Pour Jen Jallier, créatrice des bijoux La jungle, l’intention envers les femmes est très forte dans son processus de création : « Mes bijoux portent un message, à travers des symboles, je souhaite inciter les femmes à reprendre le pouvoir sur leur vie, à se libérer et à briser leurs chaînes. » Jen a toujours été sensible aux inégalités homme-femme : « J’ai lu des livres, je suis des organisations sur les réseaux sociaux, j’échange avec mes amis. » C’est donc tout naturellement que dès le début aussi, elle a souhaité reverser un pourcentage de ses bénéfices à Hands Away Paris, une association qui lutte activement contre les violences sexistes et sexuelles. La Jungle se veut résolument solidaire et engagée : « Lorsqu’on achète un bijou, ce n’est pas un achat de nécessité, on se fait plaisir, j’aime bien l’idée qu’à travers cet achat, on puisse aider quelqu’un. C’est pourquoi un grand nombre de mes collections fonctionne avec un système de dons. Je reverse un montant des ventes à des associations qui me tiennent à cœur comme Women for women, Femmes SDF ou Fondation des femmes, par exemple. »

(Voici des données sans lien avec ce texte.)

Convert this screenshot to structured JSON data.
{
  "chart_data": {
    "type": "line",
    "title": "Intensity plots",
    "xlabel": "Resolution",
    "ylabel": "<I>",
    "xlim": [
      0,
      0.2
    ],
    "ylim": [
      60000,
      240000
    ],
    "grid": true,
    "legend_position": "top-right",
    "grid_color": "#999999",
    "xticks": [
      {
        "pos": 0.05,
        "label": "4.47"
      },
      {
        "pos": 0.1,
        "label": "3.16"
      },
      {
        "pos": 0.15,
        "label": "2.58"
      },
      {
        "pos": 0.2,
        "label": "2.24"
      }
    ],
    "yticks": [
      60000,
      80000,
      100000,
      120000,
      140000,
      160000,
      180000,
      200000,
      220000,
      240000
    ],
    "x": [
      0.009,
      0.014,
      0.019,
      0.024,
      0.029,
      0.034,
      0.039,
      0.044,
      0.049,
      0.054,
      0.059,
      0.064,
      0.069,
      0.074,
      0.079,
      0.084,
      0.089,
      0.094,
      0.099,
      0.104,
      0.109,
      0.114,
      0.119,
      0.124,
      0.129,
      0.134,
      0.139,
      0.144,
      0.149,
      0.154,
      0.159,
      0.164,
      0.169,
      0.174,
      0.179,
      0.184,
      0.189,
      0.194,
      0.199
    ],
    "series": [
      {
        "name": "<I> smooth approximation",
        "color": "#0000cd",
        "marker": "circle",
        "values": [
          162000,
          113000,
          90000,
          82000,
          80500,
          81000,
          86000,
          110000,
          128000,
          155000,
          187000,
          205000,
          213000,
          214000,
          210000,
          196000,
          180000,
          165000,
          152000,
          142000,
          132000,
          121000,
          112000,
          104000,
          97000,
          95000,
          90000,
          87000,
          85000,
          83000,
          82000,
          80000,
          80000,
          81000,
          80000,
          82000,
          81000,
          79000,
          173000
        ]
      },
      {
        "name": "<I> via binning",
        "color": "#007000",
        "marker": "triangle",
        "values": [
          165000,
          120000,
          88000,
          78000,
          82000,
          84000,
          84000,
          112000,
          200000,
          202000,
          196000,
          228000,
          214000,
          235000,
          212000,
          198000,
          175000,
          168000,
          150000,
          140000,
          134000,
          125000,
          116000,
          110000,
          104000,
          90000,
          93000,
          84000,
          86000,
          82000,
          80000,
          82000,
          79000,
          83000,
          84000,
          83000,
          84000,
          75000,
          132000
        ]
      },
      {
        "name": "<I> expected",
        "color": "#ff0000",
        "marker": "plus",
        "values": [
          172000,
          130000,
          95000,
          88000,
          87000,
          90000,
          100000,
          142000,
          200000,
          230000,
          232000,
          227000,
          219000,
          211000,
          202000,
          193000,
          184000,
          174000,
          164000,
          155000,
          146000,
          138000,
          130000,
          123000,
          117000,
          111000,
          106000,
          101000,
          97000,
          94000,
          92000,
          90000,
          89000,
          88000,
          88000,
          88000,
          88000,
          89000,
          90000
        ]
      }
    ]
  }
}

On apprécie aussi la démarche de Gabriela qui a fondé Leonor Roversi, une marque de prêt à porter 100% éco-féministe. Des tee-shirts à messages forts, du coton bio, des coupes intemporelles pour toutes les morphologies, une collection capsule non genrée, des actions solidaires et des partenariats avec des associations en faveur des femmes, pas de doute, Leonor Roversi a bon sur toute la ligne !
Grâce à Mélisande, Jen et Gabriela, ce sont des dizaines de femmes qui ont pu être aidées et d’autres encore qui vont l’être grâce à leur générosité. A travers des actes tangibles, des efforts pragmatiques, on obtient des répercussions positives et réelles. Ces trois femmes nous prouvent que ce n’est pas la taille de l’entreprise qui compte mais l’authenticité de son engagement.